Para além disso, uma consulta pública também foi aberta por mais de três semanas, e, para surpresa de todos nós, Senadora Leila, mais de 6 mil contribuições foram recebidas e agora estão em processos de sistematização pela equipe aguerrida do Ministério da Justiça e Segurança Pública, do Conselho Nacional de Justiça. Contribuições vêm chegando do sistema de justiça, da própria magistratura, da Defensoria Pública deste país, da Ordem dos Advogados do Brasil, do Ministério Público Federal e do estadual; ou seja, nós estamos tentando compor ou tentando articular uma formulação que possa expressar os reais sentimentos da nossa sociedade, mas sob uma perspectiva de enfrentamento de causas dos problemas, não de paliativos, não tratando desse tema com pirotecnia, mas sim, fazendo desse tema um tema central para a segurança pública brasileira.
Aqui, portanto, mais uma vez, eu não posso deixar de reconhecer a iniciativa extraordinária do requerimento trazido por V. Exa. para que nós viéssemos a esta Casa.
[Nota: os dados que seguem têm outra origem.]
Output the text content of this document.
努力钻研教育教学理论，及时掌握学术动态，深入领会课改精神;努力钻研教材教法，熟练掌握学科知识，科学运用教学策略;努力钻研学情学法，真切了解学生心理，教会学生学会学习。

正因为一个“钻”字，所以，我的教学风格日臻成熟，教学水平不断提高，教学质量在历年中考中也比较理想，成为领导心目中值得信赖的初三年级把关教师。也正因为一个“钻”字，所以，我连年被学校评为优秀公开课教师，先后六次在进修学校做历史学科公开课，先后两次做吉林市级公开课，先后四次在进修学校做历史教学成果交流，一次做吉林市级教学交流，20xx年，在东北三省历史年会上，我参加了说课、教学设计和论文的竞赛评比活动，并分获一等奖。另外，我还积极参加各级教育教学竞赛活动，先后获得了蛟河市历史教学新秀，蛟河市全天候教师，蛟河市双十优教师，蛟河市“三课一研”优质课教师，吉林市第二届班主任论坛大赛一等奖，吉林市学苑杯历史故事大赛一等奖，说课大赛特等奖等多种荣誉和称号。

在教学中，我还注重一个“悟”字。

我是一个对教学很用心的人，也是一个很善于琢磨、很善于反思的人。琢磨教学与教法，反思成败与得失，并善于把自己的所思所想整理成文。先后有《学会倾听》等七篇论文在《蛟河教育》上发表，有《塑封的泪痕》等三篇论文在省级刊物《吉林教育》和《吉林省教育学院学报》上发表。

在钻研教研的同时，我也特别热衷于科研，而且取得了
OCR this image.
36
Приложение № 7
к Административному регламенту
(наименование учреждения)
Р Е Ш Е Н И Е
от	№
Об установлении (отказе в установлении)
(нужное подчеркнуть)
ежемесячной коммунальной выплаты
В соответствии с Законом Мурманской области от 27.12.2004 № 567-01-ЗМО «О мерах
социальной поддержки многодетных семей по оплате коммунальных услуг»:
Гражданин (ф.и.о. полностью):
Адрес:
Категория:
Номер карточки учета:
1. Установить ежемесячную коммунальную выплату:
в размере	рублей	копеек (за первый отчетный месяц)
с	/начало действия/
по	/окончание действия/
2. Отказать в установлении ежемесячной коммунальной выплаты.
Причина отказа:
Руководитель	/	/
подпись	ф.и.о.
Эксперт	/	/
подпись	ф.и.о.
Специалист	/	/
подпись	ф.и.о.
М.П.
Esta audiência hoje faz parte da construção do plano. E aqui, se eu posso dizer dessa maneira, Senadora Leila, a senhora é um pouco uma madrinha desse plano também, na perspectiva em que lidera essa discussão dentro do Senado Federal, com a presença qualificada de todos os Senadores que compõem esta Comissão, que compõem esta Casa, que compõem o Parlamento.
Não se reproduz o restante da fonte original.